The shock decision sparked the largest protests to hit the ex-Soviet country since the pro-democracy Orange Revolution in 2004, with demonstrators taking to the streets in the capital Kiev and western Ukraine.
Imprisoned opposition leader Yulia Tymoshenko, whose freedom was one of the EU demands rejected by Kiev, announced on Monday that she was on hunger strike until the EU deal was signed.
The EU has accused Russia of pressuring its smaller neighbour not to sign the deal at a summit in Vilnius this week.
‘Better terms’ wanted
EU President Herman Van Rompuy and European Commission head Jose Manuel Barroso have said they “strongly disapprove” of Russia’s actions, prompting Putin to urge European leaders to tone down their criticism.

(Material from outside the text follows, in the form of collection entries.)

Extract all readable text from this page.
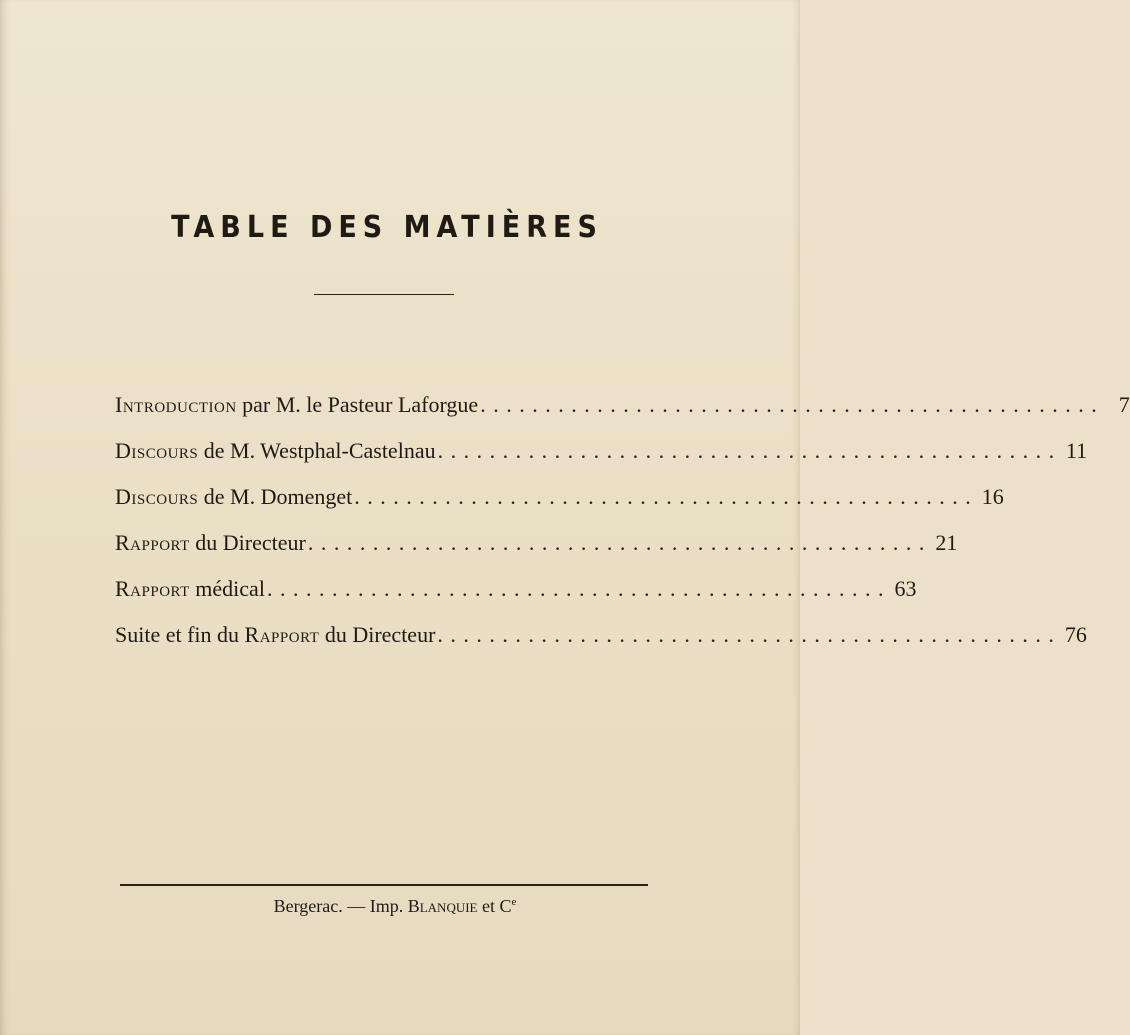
TABLE DES MATIÈRES
Introduction par M. le Pasteur Laforgue . . . . . . . . . . . . . . . . . . . . . . . . . . . . . . . . . . . . . . . . . . . . . . . . 7
Discours de M. Westphal-Castelnau . . . . . . . . . . . . . . . . . . . . . . . . . . . . . . . . . . . . . . . . . . . . . . . . 11
Discours de M. Domenget . . . . . . . . . . . . . . . . . . . . . . . . . . . . . . . . . . . . . . . . . . . . . . . . 16
Rapport du Directeur . . . . . . . . . . . . . . . . . . . . . . . . . . . . . . . . . . . . . . . . . . . . . . . . 21
Rapport médical . . . . . . . . . . . . . . . . . . . . . . . . . . . . . . . . . . . . . . . . . . . . . . . . 63
Suite et fin du Rapport du Directeur . . . . . . . . . . . . . . . . . . . . . . . . . . . . . . . . . . . . . . . . . . . . . . . . 76
Bergerac. — Imp. Blanquie et Ce
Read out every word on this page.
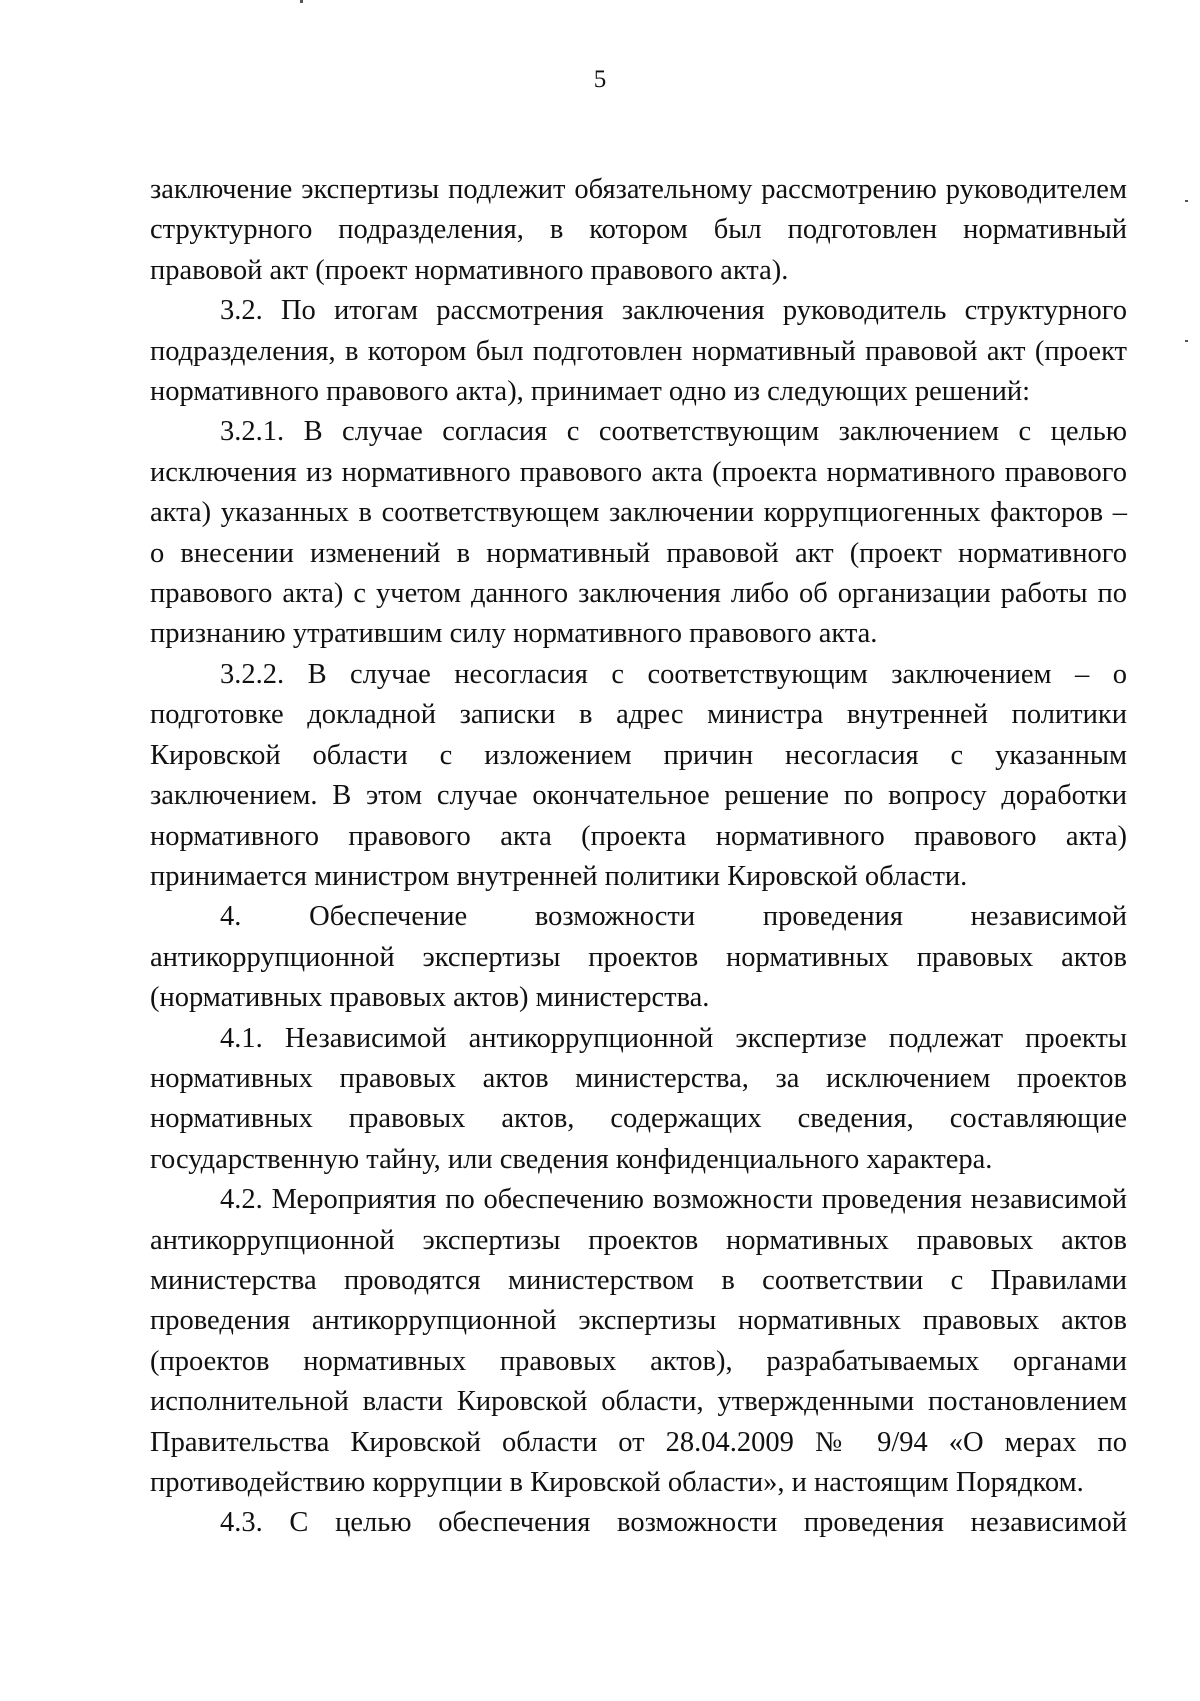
5

заключение экспертизы подлежит обязательному рассмотрению руководителем структурного подразделения, в котором был подготовлен нормативный правовой акт (проект нормативного правового акта).

3.2. По итогам рассмотрения заключения руководитель структурного подразделения, в котором был подготовлен нормативный правовой акт (проект нормативного правового акта), принимает одно из следующих решений:

3.2.1. В случае согласия с соответствующим заключением с целью исключения из нормативного правового акта (проекта нормативного правового акта) указанных в соответствующем заключении коррупциогенных факторов – о внесении изменений в нормативный правовой акт (проект нормативного правового акта) с учетом данного заключения либо об организации работы по признанию утратившим силу нормативного правового акта.

3.2.2. В случае несогласия с соответствующим заключением – о подготовке докладной записки в адрес министра внутренней политики Кировской области с изложением причин несогласия с указанным заключением. В этом случае окончательное решение по вопросу доработки нормативного правового акта (проекта нормативного правового акта) принимается министром внутренней политики Кировской области.

4. Обеспечение возможности проведения независимой антикоррупционной экспертизы проектов нормативных правовых актов (нормативных правовых актов) министерства.

4.1. Независимой антикоррупционной экспертизе подлежат проекты нормативных правовых актов министерства, за исключением проектов нормативных правовых актов, содержащих сведения, составляющие государственную тайну, или сведения конфиденциального характера.

4.2. Мероприятия по обеспечению возможности проведения независимой антикоррупционной экспертизы проектов нормативных правовых актов министерства проводятся министерством в соответствии с Правилами проведения антикоррупционной экспертизы нормативных правовых актов (проектов нормативных правовых актов), разрабатываемых органами исполнительной власти Кировской области, утвержденными постановлением Правительства Кировской области от 28.04.2009 № 9/94 «О мерах по противодействию коррупции в Кировской области», и настоящим Порядком.

4.3. С целью обеспечения возможности проведения независимой
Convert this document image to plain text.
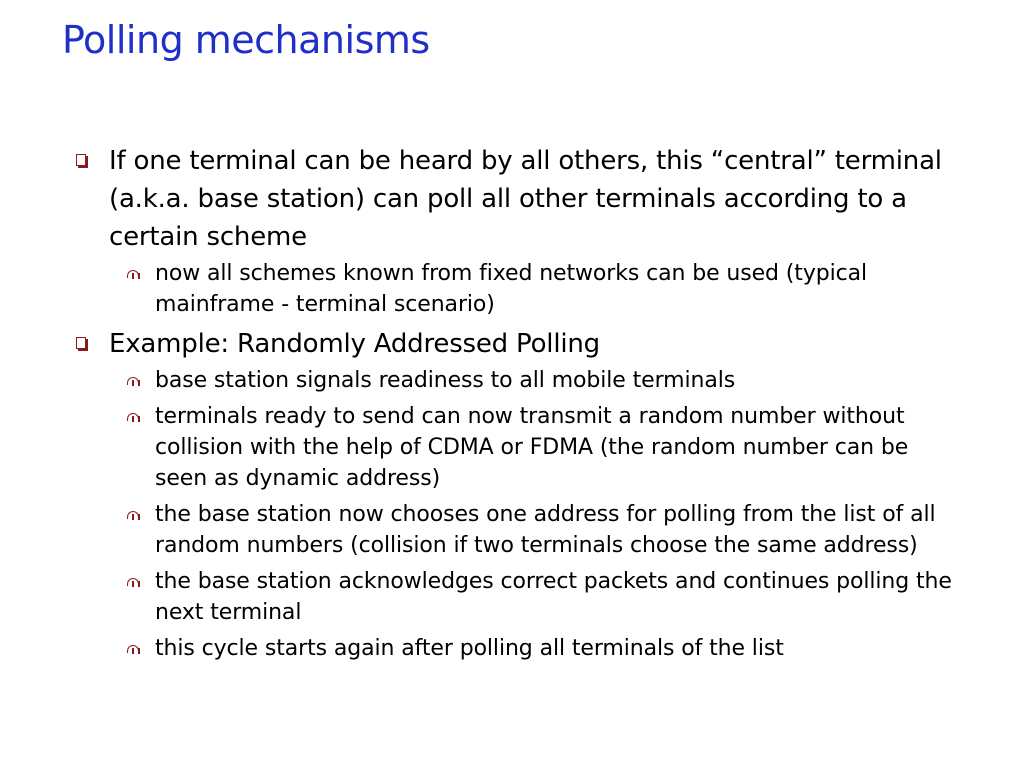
Polling mechanisms
If one terminal can be heard by all others, this “central” terminal (a.k.a. base station) can poll all other terminals according to a certain scheme
now all schemes known from fixed networks can be used (typical mainframe - terminal scenario)
Example: Randomly Addressed Polling
base station signals readiness to all mobile terminals
terminals ready to send can now transmit a random number without collision with the help of CDMA or FDMA (the random number can be seen as dynamic address)
the base station now chooses one address for polling from the list of all random numbers (collision if two terminals choose the same address)
the base station acknowledges correct packets and continues polling the next terminal
this cycle starts again after polling all terminals of the list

“I ask our friends in Brussels, my personal good friends in the European Commission, to hold back on the sharp words,” Putin said during a visit to Italy.
“Do we have to choke entire sectors of our economy for them to like us?”
President Yanukovych has called for calm after at times violent mass demonstrations that have seen riot police fire tear gas at protesters who hurled traffic cones and rocks at security forces.
On Tuesday he said the government wanted better terms for the EU deal.
“As soon as we reach a level that is comfortable for us, when it meets our interests, when we agree on normal terms, then we will be talking about signing,” Yanukovych said in a televised interview.